Both humorous and poignant, Bungalow Kid recalls what it was like to spend a summer in the Catskills at the height of the region’s “glory days.”
The year is 1958. Philip, a twelve-year-old kid from the Bronx, is getting ready for his family’s annual trip upstate, where he’ll spend the summer in a bungalow colony in the tiny village of Loch Sheldrake, a faraway fairyland of mountains, lakes, starry nights, and dewy mornings. With his colony friends, he’ll explore the woods and fields, have an array of adventures, and even experience the special charm of a childhood summer romance. It was a time and place of wonderful memories wistfully looked back upon fifty years later, and lovingly recalled in this humorous and poignant memoir. What young Philip didn’t know was that there would never be another summer like this one.
He was not alone. In the 1950s, about two thousand bungalow colonies dotted the countryside of Sullivan and Ulster counties, catering to an estimated one million people a year who spent all or part of their summer in “The Mountains.” Among them were countless kids like Philip, who today carry with them the fondest of memories and a nostalgic longing for a precious moment in time that can never be equaled. Today, they find themselves returning to the country, seeking out the places where they stayed so long ago, only to find that the world has changed a lot in fifty years, and time has a way of erasing all evidence of a world that used to be. Bungalow Kid vividly recreates what it was like to be a city kid in the Catskills in the 1950s, and reaches out to all those kids, now grown, who would very much like to go back.
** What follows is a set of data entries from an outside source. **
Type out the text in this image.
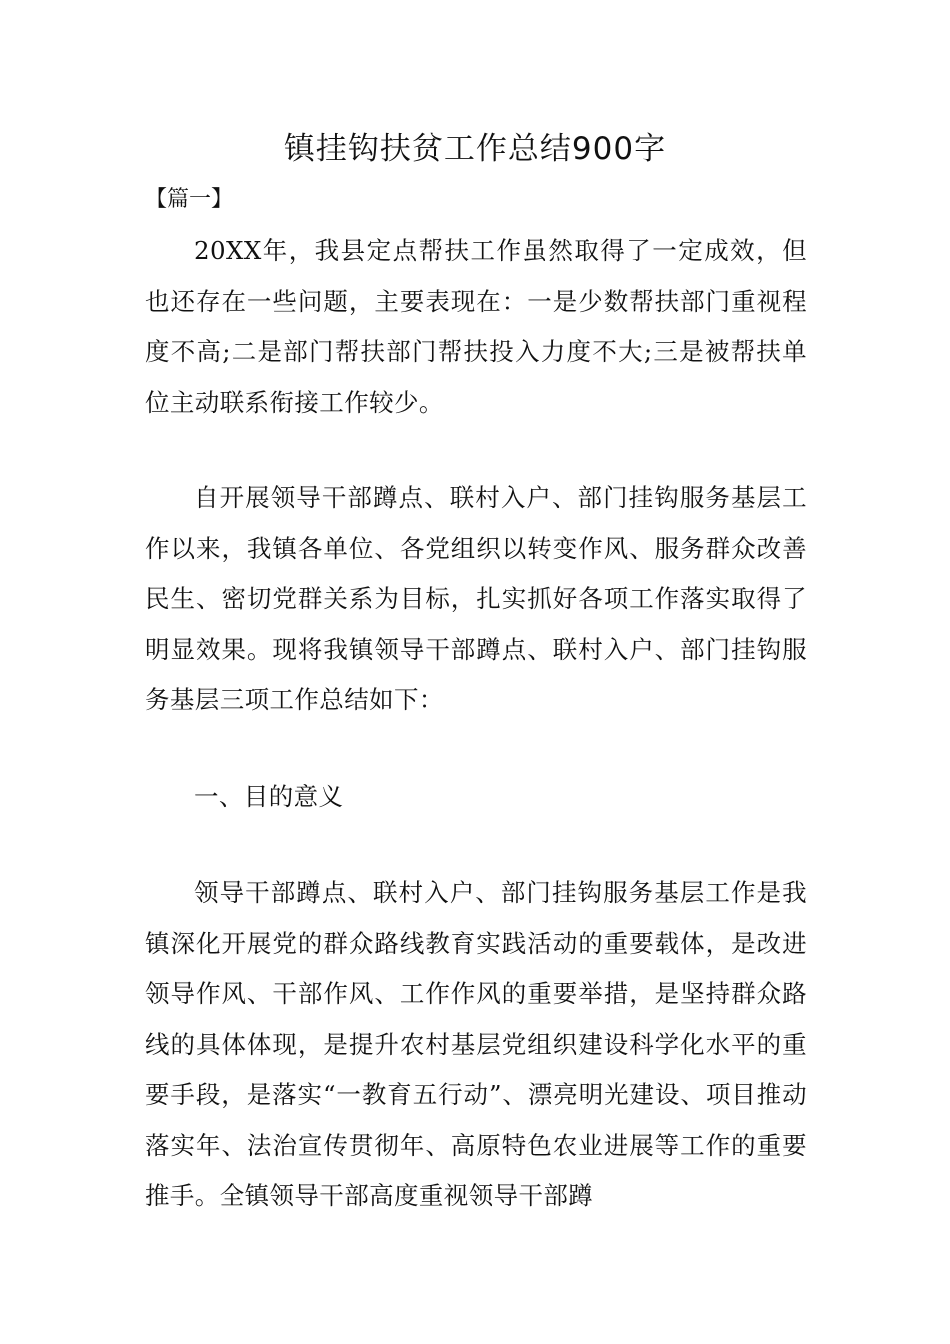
镇挂钩扶贫工作总结900字

【篇一】

20XX年，我县定点帮扶工作虽然取得了一定成效，但也还存在一些问题，主要表现在：一是少数帮扶部门重视程度不高;二是部门帮扶部门帮扶投入力度不大;三是被帮扶单位主动联系衔接工作较少。

自开展领导干部蹲点、联村入户、部门挂钩服务基层工作以来，我镇各单位、各党组织以转变作风、服务群众改善民生、密切党群关系为目标，扎实抓好各项工作落实取得了明显效果。现将我镇领导干部蹲点、联村入户、部门挂钩服务基层三项工作总结如下：

一、目的意义

领导干部蹲点、联村入户、部门挂钩服务基层工作是我镇深化开展党的群众路线教育实践活动的重要载体，是改进领导作风、干部作风、工作作风的重要举措，是坚持群众路线的具体体现，是提升农村基层党组织建设科学化水平的重要手段，是落实“一教育五行动”、漂亮明光建设、项目推动落实年、法治宣传贯彻年、高原特色农业进展等工作的重要推手。全镇领导干部高度重视领导干部蹲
“…Ratzer lovingly describes life in ‘the mountains’ as experienced by a Bronx kid in the 1950s: playing pinball in the local casino, exercising the horses at a nearby dude ranch, eating his mom’s fresh blueberry jam on Wonder Bread after holding hands with his first summer crush … many readers will no doubt identify with this author’s whimsical recollection of a lost era.” — Hudson Valley Magazine
“For a 1950s kid from the Bronx, ‘The Mountains’ (Sullivan County, New York) was a familiar, essential, alternate universe. Philip Ratzer’s nexus was Pesekow’s Bungalow Colony on the shores of redundantly named Loch Sheldrake Lake. His affectionate, vivid recollections center on this small summer resort and the adjacent village of Loch Sheldrake. Ruby the Knish Man, who stopped at Pesekow’s, was the traveling culinary troubadour of all of our Catskill memories. Phil’s adventures remain alive to all of us—the superannuated Bungalow Kids—no matter where we summer today.” — Irwin Richman, author of Borscht Belt Bungalows: Memories of Catskill Summers
“Philip Ratzer’s story is a tender reminiscence, written in the style of the preteen bungalow dweller whose life is his subject. Unable to catch ourselves from sliding into our own youth, we are propelled back to that simplicity of summer pleasure, rooting for whatever we want to have happened there. Fifty years of memory, prompted by a return visit, brings us to the utter magic of the Catskills which shaped so many lives. Bungalow Kid is a joy and a treasure.” — Phil Brown, author of Catskill Culture: A Mountain Rat’s Memories of the Great Jewish Resort Area and editor of In the Catskills: A Century of the Jewish Experience in “The Mountains”
Philip Ratzer is a retired high school English teacher. He lives in upstate New York.